Masterchef manqué

This will come as a surprise to anyone I have had over for dinner in the past but I actually spent two glorious summers prepping food and cooking in a busy restaurant in the sun-blessed seaside resort of Wildwood, New Jersey.
I was 40 years younger and a bit more nimble and able to work hard and play hard with a long day at Urie’s Fish Fry Restaurant followed by a long night at the Martinique and then a big diner breakfast. I was no Antony Bourdain but I prepared stuffed lobster (they came in fresh, we killed them with a butcher’s knife through the skull and then brought the blade down almost to the chopping board to open up and clean the tail) and was a dab hand at oysters Rockefeller.
Admittedly, I never developed the heat-impervious hands of great chefs and kept dropping the hot plates. I was admonished frequently: “Marty, in this country, we serve our food on the plates and not on the floor.”
My other memory of summers of ’78 and ’79 is that the intense local staff — not a few of them on speed to cope with the furious pace of a restaurant doing 1200 covers a night — dubbed me ‘The Immigrant’. Even though, I was probably the only person in the entire workforce of Italian and Irish hertiage who wasn’t of immigrant stock.

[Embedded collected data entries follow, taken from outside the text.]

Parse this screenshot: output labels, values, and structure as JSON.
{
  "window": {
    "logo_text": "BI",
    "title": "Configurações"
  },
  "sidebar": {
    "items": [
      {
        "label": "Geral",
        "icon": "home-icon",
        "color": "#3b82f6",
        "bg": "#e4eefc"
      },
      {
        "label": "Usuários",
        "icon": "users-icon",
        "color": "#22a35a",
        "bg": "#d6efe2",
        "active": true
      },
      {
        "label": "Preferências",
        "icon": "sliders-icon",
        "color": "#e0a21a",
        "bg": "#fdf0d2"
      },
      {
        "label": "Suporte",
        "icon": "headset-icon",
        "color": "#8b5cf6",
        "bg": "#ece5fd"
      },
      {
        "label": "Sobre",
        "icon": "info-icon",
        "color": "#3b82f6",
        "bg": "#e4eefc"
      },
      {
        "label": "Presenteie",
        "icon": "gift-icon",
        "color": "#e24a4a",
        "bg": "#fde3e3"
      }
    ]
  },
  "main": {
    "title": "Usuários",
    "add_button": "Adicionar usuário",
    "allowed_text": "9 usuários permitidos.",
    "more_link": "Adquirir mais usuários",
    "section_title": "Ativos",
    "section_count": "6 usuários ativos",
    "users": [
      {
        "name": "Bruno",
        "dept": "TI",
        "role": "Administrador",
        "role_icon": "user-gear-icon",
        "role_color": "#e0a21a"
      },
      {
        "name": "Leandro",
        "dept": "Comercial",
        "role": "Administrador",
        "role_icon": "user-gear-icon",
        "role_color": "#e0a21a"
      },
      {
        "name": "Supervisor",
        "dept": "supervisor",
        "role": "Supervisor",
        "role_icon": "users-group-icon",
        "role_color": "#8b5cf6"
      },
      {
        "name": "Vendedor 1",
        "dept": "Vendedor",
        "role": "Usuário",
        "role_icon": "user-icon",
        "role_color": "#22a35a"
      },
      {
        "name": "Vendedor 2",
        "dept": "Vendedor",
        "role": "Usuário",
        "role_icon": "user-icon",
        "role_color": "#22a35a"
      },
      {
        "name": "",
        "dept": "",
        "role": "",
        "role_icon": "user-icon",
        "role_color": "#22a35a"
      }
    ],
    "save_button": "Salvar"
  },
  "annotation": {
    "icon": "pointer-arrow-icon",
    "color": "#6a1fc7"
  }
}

I mention all this as prologue to my favourite event of the year: the West Belfast Masterchef in the Seasons Restaurant, Balmoral Hotel, this Thursday 3 August. I will be there cheering on my buddy Nisha Tandon who is taking on that gastronomical giant of Sinn Féin: West Belfast MP Paul Maskey. I would much rather be right in the centre of the kitchen storm but my courage failed me when I saw the entry form in the Andersonstown News. My fear: that despite all that experience of four decades ago, I would be an utter shambles when the stakes were down. So I decided to sit this one out. I have a colleague who wishes he had done that as well: Sinn Féin’s top man John O’Dowd MLA who did indeed compete in the heats but got the thumbs-down from the judges. Could happen to anyone, says you. But John’s a trained chef! Bon appetit.
I will be in the English Midlands on Monday to meet meeting business people interested in investing in Belfast. As English companies prepare to deal with the disruption of Brexit, many are looking at how best to continue to access the EU market. If the North had Special Status with tariff-free access to both the EU and British market post-Brexit, it would present a compelling proposition to English businesses.